Whether you use FileMaker or Servoy all depends on the specifics and future of what you are developing. What are the future plans and what other types of data sources are you using? Will there be more than one data source? Will the solution need to scale to a level of high-end enterprise demands? If you answered yes to those two questions then Servoy is a perfect fit.
Can I get by with FileMaker Pro for most workgroup needs? That all depends on what the workgroup is doing and how much use the database will experience. In my case I'll likely be using both applications. They both fit in somewhere to what I am doing. Servoy is a better tool to connect to my backend CMS (content management solution) that is based in MySQL. FileMaker is a better tool for creating distributable solutions and resources and tools (note, I didn't say networked solutions - both Servoy and FileMaker have advantages and disadvantages when working in a multi-user environment)
Overall, competition is good - in this case it's great! It both motivates and inspires innovation. If you're the only player in town you can become complacent. If someone comes along and starts taking some of your market share then you start to listen to the winds of change and innovation comes quicker. This is the benefit to us as developers.

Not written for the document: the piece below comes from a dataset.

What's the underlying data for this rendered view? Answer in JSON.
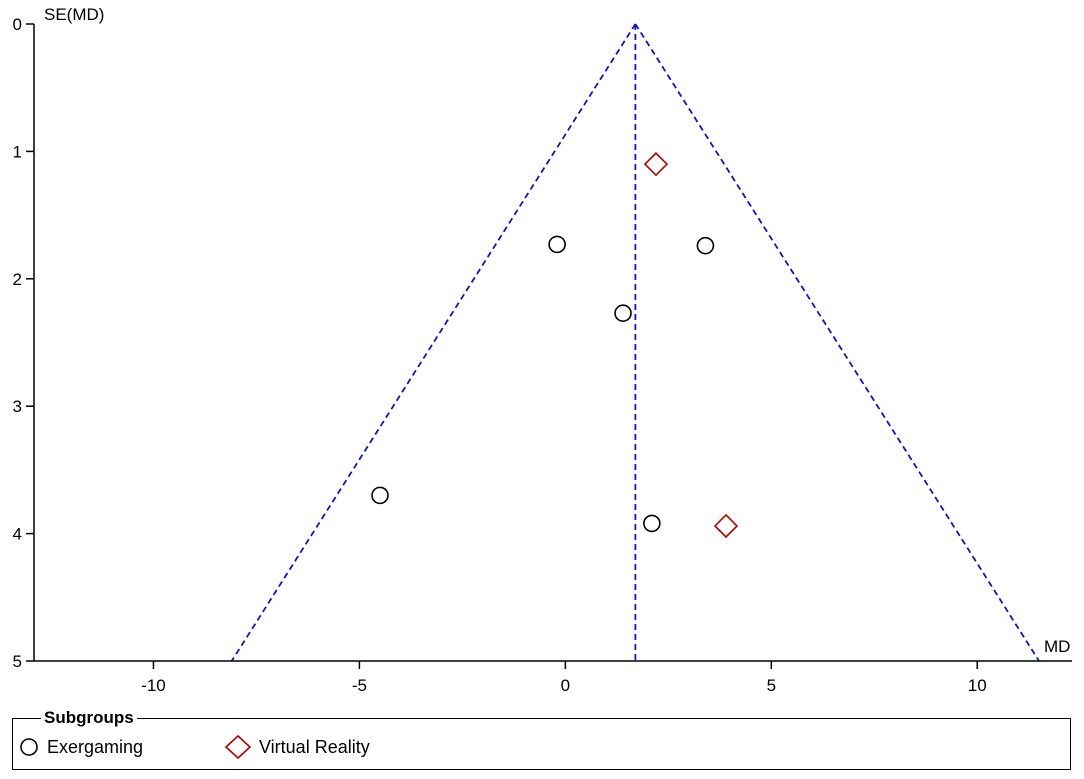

Do I think Servoy will replace FileMaker Pro, in short, no. One advantage is that both applications have similar environments that facilitate the creative side of application development. If I was going to develop a solution that would likely only require a few hundred thousand records then I'll likely do it in FileMaker Pro. If I need a solution I can distribute to a hundred customers so they can each maintain their own data set then I'll use FileMaker Pro. If I'm going to integrate data from different sources or manage a solution that uses a SQL backend then I'll likely choose Servoy.
So in conclusion, Servoy will fit nicely in my bag of tools right alongside with FileMaker Pro. I've always tried choosing the right tool for the job and adding one more makes me that much more versatile as a developer.